Last year was the first year that the USPRO road champion was crowned somewhere else other then Philly in many years with the race taken place in Greenville, South Carolina on course that included 5 ascents up Paris Mountain. Not only was it at a different venue it was now closed to foreigners and only open to American citizens changing the dynamics completely.
This year there was a bit of change to the course which included 3 small circuits at the start on and only 4 ascents up Paris Mountain, not to mention the start list was bit shorter with only 108 riders deciding to partake in the grueling challenge.
Right from the beginning the race was fast and attacks were going. The field was stretched out on the twisting and tight open circuits and some small gaps even formed before the eventual early break went up the road. You can read about most of the details on cycling news who break it up pretty good, but here is what I saw.
The first, second, and third time I was in great position, thanks to my teammate Clayton who basically lead me out to climb and I was in the top 5 all three times. There is nobody in the peloton better to ride behind, and I made a few riders jealous of my teammate. The second time heading towards the climb Im sitting on Clayton's wheel and Baldwin looks over at me and goes "He's like a semi-truck, I wish he was on my team." Haha, he's on my team. Thanks Clayton.

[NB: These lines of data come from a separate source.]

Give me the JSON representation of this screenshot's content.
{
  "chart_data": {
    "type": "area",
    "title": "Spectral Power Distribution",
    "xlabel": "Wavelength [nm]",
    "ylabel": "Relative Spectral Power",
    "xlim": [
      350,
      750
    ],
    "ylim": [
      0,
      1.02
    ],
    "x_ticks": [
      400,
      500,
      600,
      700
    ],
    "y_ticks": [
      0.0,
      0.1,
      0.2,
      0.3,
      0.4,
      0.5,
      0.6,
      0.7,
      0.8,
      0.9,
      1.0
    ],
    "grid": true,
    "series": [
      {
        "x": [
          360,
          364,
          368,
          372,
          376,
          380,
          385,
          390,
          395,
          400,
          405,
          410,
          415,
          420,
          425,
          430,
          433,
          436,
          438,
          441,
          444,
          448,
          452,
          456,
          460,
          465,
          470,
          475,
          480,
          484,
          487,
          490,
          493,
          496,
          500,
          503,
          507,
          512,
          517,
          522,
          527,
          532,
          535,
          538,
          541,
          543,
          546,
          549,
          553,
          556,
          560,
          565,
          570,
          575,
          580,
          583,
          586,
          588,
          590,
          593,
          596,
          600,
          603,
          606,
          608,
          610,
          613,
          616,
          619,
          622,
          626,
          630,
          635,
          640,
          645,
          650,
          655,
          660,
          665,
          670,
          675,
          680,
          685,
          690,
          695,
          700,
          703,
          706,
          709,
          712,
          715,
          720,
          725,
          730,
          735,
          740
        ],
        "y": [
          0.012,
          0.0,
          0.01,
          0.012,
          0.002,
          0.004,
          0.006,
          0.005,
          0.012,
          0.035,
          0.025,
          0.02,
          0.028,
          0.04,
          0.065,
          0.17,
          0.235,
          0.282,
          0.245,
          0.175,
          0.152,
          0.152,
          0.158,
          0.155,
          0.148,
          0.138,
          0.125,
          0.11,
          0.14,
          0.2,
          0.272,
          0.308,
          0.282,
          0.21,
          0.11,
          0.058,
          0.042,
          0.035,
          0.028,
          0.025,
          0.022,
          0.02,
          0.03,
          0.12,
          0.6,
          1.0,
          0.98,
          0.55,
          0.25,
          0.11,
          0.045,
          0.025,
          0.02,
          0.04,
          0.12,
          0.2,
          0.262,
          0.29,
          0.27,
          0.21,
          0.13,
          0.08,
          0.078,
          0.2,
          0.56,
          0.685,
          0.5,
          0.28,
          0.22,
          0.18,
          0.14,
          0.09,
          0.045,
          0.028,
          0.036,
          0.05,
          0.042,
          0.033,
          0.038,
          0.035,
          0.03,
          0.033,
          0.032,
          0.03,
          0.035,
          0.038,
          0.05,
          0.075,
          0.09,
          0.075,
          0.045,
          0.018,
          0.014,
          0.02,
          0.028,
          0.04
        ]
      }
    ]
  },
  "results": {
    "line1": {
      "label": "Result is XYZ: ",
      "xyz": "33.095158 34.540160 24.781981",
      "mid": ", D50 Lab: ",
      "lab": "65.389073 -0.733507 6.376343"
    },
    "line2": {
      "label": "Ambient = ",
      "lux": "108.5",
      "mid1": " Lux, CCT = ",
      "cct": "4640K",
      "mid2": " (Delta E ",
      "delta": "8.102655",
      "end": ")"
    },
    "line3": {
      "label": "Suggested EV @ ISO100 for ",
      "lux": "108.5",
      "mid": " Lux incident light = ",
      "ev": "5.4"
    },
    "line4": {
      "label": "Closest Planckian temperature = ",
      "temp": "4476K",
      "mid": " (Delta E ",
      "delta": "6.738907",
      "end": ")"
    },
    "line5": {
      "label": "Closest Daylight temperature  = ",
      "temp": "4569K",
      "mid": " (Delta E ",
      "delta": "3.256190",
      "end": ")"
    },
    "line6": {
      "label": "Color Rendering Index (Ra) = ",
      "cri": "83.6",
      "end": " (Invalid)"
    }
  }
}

It felt good riding right behind Levi those times, well of course that was till the third time when he attacked and you know what hit the fan.
We had a decent pace going as was and then like a motorcycle trying to get out of the way and up the road Levi took off with Baldwin on his wheel and I never saw him again. My jaw just dropped as he took off, of course it didn't drop that far as it was already basically on the stem. From there the pace of the race picked up and hardly let up.
The last ascent up Paris Mountain wasn't killer at the beginning, but picked up towards the end and once again another selection was being made as guys from the early break and those who had bridged up to Levi where all coming back one by one as the rest of us where trying to go forward. It soon enough came all back together, of course without Levi and it was a very nerve racking last few miles. Guys were attacking, some would bridge, some tried to catch the easy ride because fatigue was setting in. It was tough, and to be honest I wasn't feeling that great. With two finishing circuits to go my fate became apparent when I got tangled up with someone and broke some spokes in my rear wheel and had to get a change. I managed to get back up with the second group, but wouldn't have a chance or be able to see the front group again. I guess I'm just lucky I was able to get back up to that group, but the adrenaline was flowing and I actually felt like I got a second wind in after the wheel change. I ended up sprinting in for 17th.
I can't complain at all with my result, but once you get that close to an even better position you really want more. So some more hard work and another season of racing before next year and hopefully I can improve on it.
So just some riding and back to helping out the Marian College team as they prepare for Track Nationals. They all have been working very hard. I seen them basically kill themselves as they competed against each other in a 15 lap scratch race the other day. Also I heard some of them killed it the other day in some timed events. It must be all the coaching I've been doing. Racing wise next will be the Priority Health Crit in Grand Rapids followed by the Tour of Missouri with the National Team. So as quickly as the season is almost over there is still plenty of hard racing to come.